Sales tax initiative for education, public works might not make Nov. ballot

East Valley Tribune
Wednesday, June 20, 2012
Howard Fischer

An error by backers of a permanent one-cent hike in the state sales tax for education and public works projects could keep voters from getting a chance to decide the measure in November.

Ann-Eve Pedersen, organizer of the measure, admitted Tuesday that the paper version of the initiative pre-filed with the Secretary of State’s Office, as required by law, is different than the one being circulated on the street. Those are the petitions she intends to file next week.

But Matt Roberts, a spokesman for Secretary of State Ken Bennett, said his boss intends to turn her away.

Roberts said state law requires the petitions on the street to be identical in every respect to the one pre-filed with his office.

Pedersen said a correct version was pre-filed with Bennett’s office at the same time as the incorrect paper one — but on computer disk. Roberts, however, said that’s irrelevant.

“The official filing is the paper copy,” he said.

“It’s stamped, it is filed with our office, and they are supplied with a copy that serves as a receipt,” Roberts explained. “And that’s according to statute.”

Pedersen called the error “clerical” and said her group will challenge any effort by Bennett to reject the 260,000 signatures she claims to have — far more than the 172,809 required — and keep the measure off the ballot.

“The law in this case is on our side,” she said. “We’re confident that no one is going to thwart the will of more than a quarter million Arizona voters.”

Voters approved a temporary one-cent hike in the state’s 5.6 percent sales tax in 2010 to help balance the budget. That levy self-destructs at the end of this coming May.
This measure effectively would keep the money coming. But unlike the 2010 measure, it has specific places where the cash would go.

Out of the first $1 billion collected, about half would go to public education without strings. There also is cash tied to certain performance measures like test scores, third-grade reading proficiencies and graduation rates. And there also is $100 million for construction projects like new roads.

If more than $1 billion is raised in any year, there is then a breakdown for the next $550 million including education and construction programs.
The version on the street then earmarks up to $250 million above that for universities, including scholarships, and another $100 million for construction. But that language is not in the one pre-filed.

Kevin McCarthy, executive director of the Arizona Tax Research Association, which opposes the initiative, found the flaw and called it to Bennett’s attention.
Roberts said Bennett cannot accept the petitions that markedly differ from what was filed with the office in March.

“That’s different than a typo or a margin error or something like that,” Roberts said. “That seems like a significant difference.”

That’s also McCarthy’s assessment.

“It’s nowhere close to being a minor change,” he said, with the difference affecting how $350 million a year would be spent.

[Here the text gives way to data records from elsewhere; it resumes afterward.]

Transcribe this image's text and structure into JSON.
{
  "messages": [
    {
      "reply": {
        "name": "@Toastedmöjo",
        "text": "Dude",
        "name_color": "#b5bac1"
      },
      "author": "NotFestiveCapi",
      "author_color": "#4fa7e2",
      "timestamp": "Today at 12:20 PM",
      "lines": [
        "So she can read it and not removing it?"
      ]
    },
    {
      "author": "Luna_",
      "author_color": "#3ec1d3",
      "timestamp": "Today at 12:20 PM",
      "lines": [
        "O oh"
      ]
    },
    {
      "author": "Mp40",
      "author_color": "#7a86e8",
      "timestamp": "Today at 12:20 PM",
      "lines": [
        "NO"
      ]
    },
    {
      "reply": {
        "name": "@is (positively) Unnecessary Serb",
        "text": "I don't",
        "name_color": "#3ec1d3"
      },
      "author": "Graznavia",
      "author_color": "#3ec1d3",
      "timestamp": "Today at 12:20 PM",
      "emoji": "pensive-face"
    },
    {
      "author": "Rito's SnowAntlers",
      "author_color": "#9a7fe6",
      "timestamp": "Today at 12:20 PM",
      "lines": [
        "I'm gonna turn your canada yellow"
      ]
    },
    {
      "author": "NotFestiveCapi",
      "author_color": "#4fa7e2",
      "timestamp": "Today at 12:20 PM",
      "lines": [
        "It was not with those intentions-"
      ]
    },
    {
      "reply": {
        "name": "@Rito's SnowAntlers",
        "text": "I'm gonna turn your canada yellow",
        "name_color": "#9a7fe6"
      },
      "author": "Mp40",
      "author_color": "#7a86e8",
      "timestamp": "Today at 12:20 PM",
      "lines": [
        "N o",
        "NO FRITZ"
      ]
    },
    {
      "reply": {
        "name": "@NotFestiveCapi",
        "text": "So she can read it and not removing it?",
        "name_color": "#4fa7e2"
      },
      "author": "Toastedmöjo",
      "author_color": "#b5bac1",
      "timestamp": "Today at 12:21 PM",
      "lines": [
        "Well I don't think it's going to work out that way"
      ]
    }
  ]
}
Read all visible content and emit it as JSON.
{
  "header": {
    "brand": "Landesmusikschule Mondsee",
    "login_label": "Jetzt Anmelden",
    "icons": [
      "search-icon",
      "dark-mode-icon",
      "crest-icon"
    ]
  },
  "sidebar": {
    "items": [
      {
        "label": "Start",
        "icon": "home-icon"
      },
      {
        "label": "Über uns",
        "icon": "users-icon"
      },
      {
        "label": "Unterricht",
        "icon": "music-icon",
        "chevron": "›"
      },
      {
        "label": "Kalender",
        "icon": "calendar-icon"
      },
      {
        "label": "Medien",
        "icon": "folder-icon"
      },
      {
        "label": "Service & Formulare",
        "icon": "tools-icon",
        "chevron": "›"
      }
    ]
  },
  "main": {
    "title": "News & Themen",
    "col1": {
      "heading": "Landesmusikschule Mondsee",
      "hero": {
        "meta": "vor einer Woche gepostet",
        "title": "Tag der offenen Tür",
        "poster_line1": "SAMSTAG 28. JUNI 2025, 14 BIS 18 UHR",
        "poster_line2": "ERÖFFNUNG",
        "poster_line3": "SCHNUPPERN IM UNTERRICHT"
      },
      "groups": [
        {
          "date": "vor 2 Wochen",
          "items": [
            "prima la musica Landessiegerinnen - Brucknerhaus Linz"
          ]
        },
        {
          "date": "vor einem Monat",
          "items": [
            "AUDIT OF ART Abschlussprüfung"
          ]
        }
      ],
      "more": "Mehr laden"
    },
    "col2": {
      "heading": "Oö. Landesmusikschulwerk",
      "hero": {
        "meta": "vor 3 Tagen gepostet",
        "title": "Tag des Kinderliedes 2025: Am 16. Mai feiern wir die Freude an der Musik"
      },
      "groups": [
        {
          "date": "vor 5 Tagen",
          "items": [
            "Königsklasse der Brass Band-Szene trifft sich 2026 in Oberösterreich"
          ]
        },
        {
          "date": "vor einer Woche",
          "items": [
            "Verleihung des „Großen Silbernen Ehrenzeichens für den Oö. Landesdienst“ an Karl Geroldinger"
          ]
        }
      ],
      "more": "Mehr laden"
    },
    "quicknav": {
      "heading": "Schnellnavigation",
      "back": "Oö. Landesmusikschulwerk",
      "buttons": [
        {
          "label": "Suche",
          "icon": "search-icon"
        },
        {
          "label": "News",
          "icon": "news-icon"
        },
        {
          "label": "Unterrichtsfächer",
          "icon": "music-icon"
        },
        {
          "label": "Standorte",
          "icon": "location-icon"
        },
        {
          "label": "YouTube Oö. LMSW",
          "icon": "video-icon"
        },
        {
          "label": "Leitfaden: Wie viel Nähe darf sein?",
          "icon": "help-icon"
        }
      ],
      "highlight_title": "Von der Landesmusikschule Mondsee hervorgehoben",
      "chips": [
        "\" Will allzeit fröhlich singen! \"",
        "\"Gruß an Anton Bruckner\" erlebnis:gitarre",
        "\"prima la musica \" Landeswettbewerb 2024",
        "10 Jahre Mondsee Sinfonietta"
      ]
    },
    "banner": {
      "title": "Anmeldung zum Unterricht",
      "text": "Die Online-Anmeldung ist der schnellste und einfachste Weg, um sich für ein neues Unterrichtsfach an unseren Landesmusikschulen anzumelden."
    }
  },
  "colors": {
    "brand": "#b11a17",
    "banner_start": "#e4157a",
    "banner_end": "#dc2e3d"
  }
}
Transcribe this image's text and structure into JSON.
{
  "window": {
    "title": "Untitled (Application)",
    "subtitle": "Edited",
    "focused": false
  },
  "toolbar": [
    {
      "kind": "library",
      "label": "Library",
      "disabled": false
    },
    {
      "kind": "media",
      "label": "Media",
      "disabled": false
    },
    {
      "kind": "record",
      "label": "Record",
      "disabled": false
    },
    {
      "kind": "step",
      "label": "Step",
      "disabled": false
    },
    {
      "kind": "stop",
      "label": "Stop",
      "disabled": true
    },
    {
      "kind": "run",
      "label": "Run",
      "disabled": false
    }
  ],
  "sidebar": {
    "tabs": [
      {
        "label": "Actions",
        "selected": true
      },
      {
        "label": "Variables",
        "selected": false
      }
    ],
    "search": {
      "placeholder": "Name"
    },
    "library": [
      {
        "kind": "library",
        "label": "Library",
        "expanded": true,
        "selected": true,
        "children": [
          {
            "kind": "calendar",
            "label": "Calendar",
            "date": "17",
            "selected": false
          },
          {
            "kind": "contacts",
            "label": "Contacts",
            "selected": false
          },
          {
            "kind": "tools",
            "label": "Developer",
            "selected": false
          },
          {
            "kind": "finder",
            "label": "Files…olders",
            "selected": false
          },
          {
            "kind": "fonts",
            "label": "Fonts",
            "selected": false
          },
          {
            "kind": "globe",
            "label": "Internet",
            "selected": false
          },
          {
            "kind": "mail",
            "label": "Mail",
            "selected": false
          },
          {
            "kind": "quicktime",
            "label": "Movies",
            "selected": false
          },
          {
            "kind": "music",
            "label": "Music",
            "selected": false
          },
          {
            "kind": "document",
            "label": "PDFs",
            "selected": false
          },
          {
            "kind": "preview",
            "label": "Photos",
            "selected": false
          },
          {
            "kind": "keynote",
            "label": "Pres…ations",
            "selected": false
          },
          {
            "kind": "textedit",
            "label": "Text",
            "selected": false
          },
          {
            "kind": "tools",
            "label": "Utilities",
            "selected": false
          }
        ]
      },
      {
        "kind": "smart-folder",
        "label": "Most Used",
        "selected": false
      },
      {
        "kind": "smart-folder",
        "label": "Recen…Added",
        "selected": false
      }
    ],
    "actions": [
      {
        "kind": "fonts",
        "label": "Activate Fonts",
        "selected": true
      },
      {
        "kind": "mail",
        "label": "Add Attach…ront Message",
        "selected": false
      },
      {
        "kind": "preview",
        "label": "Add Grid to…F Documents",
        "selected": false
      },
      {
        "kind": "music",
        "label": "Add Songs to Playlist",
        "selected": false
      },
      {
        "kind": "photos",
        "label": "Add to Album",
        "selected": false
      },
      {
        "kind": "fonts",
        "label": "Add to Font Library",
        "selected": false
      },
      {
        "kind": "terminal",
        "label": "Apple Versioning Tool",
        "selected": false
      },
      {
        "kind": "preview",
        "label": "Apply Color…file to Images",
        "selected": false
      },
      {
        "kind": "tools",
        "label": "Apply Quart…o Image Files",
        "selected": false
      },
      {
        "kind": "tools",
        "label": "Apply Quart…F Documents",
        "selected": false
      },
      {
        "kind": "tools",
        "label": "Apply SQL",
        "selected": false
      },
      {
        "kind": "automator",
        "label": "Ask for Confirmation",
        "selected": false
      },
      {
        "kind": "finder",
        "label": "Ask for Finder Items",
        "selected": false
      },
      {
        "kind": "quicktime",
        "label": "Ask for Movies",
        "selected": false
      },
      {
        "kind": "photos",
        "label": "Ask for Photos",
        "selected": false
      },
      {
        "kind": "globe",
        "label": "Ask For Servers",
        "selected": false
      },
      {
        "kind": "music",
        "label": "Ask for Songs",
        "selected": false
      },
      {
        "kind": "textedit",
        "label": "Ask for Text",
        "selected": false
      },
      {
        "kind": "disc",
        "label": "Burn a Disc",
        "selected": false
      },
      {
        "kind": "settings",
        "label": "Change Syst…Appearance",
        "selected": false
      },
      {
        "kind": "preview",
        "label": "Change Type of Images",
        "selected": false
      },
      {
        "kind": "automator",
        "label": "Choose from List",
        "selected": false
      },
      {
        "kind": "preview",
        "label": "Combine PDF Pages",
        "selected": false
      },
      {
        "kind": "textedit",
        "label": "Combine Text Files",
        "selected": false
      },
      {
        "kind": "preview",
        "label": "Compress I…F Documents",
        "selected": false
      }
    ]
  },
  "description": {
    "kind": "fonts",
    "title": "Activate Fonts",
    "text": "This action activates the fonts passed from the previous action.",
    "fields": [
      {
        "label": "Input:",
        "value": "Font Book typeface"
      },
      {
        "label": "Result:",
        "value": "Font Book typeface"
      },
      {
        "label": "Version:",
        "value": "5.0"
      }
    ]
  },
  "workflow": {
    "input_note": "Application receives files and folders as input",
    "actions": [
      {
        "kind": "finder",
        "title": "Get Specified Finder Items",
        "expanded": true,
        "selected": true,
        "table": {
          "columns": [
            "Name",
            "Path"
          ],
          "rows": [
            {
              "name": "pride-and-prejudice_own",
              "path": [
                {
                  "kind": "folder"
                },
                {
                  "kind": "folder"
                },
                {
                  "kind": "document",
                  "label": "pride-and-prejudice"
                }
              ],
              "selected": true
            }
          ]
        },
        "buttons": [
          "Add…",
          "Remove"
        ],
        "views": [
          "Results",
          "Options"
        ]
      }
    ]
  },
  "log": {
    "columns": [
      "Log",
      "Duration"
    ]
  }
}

Pedersen’s group is already girding for a legal fight, retaining Stanley Feldman, a Tucson attorney who is a former Arizona Supreme Court justice.

She did not dispute the requirement that the law requires a copy of the initiative to be pre-filed with the Secretary of State or that the copy be identical to what is circulated.
But Pedersen said the Arizona Constitution requires only that citizen initiatives be in “substantial compliance” with the law. And she argued that the filing of an accurate copy — albeit on disk — meets that definition.

Roberts, however, said that ignores the fact that the printed version, as the official one, is posted on his agency’s website.

“The reason why these things are posted on our website is to offer the public an opportunity to examine these initiatives before they sign them,” he said.

Arizona law does require a copy of initiatives to be attached to petitions so would-be signers can review them and know what they are being asked to endorse. Pedersen said the copies that were attached to all petitions are accurate versions of the measure.

But the opportunity to review the full language at the time of signing is normally not the same thing as actually reading what ended up as 14 pages of single-spaced verbiage, not counting the cover sheet.

McCarthy if Bennett allows the petitions to be filed that will not be the last word. He said foes of the initiative would then file their own lawsuit to keep the measure off the ballot.